We proposed four methods for hardware–software co-design of decimal multiplication to find new Pareto points in terms of speed and area overhead. Method-1 and Method-4 achieved acceleration with a small area overhead, whereas Method-2 achieved the highest speedup with a large area overhead. Such speedup was obtained by either avoiding conversion or executing conversion in hardware. That shows the conversion between binary and decimal numbers is a bottleneck for a decimal computation in software solutions. In Method-1, a small decimal adder brings acceleration by avoiding binary–decimal conversions, while Method-4 uses a dedicated hardware for a binary to decimal conversion. Method-2 is also a Pareto point, where the highest speed-up is achieved using a powerful parallel accumulator with a large area overhead. We tried another combination of dedicated hardware units in Method-3, but it cannot be a Pareto point. Two methods, Method-1 and Method-2, can be selected considering a hardware constraint or a requirement of speed-up.

5. Conclusions

In this paper, four methods were presented, which provide several Pareto points in terms of area, and delay for decimal multiplication. These methods use both software and hardware to reduce hardware overhead and increase computation speed simultaneously. An RISC-V-based integrated evaluation framework was used to evaluate the proposed methods. Experiments on an RISC-V-based environment for a 64-bit format proved that the proposed methods can achieve 1.43× to 2.37× execution speedup compared with an existing software solution. They can also achieve a 7–97% area reduction compared with the existing full hardware decimal multiplier.

Besides the decimal multiplication, we intend to develop other decimal arithmetic based on SW–HW co-design.
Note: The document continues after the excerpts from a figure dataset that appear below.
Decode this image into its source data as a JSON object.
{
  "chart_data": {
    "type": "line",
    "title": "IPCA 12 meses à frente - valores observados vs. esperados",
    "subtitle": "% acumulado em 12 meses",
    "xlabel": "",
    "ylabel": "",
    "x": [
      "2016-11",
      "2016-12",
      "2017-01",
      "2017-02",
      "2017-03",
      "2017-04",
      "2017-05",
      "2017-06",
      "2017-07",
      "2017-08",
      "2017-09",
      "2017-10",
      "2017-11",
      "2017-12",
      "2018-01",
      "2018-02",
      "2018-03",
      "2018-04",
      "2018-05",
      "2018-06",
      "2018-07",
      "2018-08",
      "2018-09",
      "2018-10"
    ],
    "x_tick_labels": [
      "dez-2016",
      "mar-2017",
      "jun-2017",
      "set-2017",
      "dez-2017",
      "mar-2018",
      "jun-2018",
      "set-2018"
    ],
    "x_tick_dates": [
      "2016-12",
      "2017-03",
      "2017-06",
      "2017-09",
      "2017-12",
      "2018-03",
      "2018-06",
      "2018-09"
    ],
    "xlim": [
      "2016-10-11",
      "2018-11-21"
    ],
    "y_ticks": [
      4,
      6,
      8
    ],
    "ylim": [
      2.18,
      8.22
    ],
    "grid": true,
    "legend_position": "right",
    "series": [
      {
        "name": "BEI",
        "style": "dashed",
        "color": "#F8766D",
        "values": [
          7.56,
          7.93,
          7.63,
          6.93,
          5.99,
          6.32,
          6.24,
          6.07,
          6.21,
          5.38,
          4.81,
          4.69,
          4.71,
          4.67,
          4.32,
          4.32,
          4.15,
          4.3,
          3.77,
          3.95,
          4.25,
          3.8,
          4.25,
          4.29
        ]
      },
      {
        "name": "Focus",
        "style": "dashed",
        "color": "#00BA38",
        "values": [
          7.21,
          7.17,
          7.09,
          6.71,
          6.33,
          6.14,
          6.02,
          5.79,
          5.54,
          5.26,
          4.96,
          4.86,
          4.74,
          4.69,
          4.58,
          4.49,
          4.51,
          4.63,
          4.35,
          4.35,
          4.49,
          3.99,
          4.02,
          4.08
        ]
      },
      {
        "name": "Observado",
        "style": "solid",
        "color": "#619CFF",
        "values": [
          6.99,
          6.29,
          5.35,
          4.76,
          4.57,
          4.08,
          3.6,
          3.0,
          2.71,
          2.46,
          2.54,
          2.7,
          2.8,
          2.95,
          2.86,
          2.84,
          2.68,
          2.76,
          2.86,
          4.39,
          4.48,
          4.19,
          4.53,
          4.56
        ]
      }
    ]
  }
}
Currently, the proposed multiplication is designed using C language with the library decNumber C, and we plan to include other popular programming languages, like Java BigDecimal Class and Python decimal module, using decimal accelerator support.

Future Vision

From an architectural point of view, there are numerous research opportunities to improve and extend the proposed decimal co-design-based arithmetic discussed in Section 3. This study establishes decimal multiplication co-design using hardware component, however, to enhance these tracks, research is needed to examine combined decimal/binary multiplier with a co-design approach.

The IEEE standard for floating-point arithmetic (IEEE 754) again revised in 2019 to include additional demands in computing [39]. This study introduces decimal multiplication using a combination of software and hardware, and we believe this study established to satisfy the current needs and focus the interests of both commercial and personal users in decimal arithmetic. Though the market has a choice, as continued research decreases the performance gap between binary and decimal computing, we may very well see decimal applications replacing binary applications in certain computing area.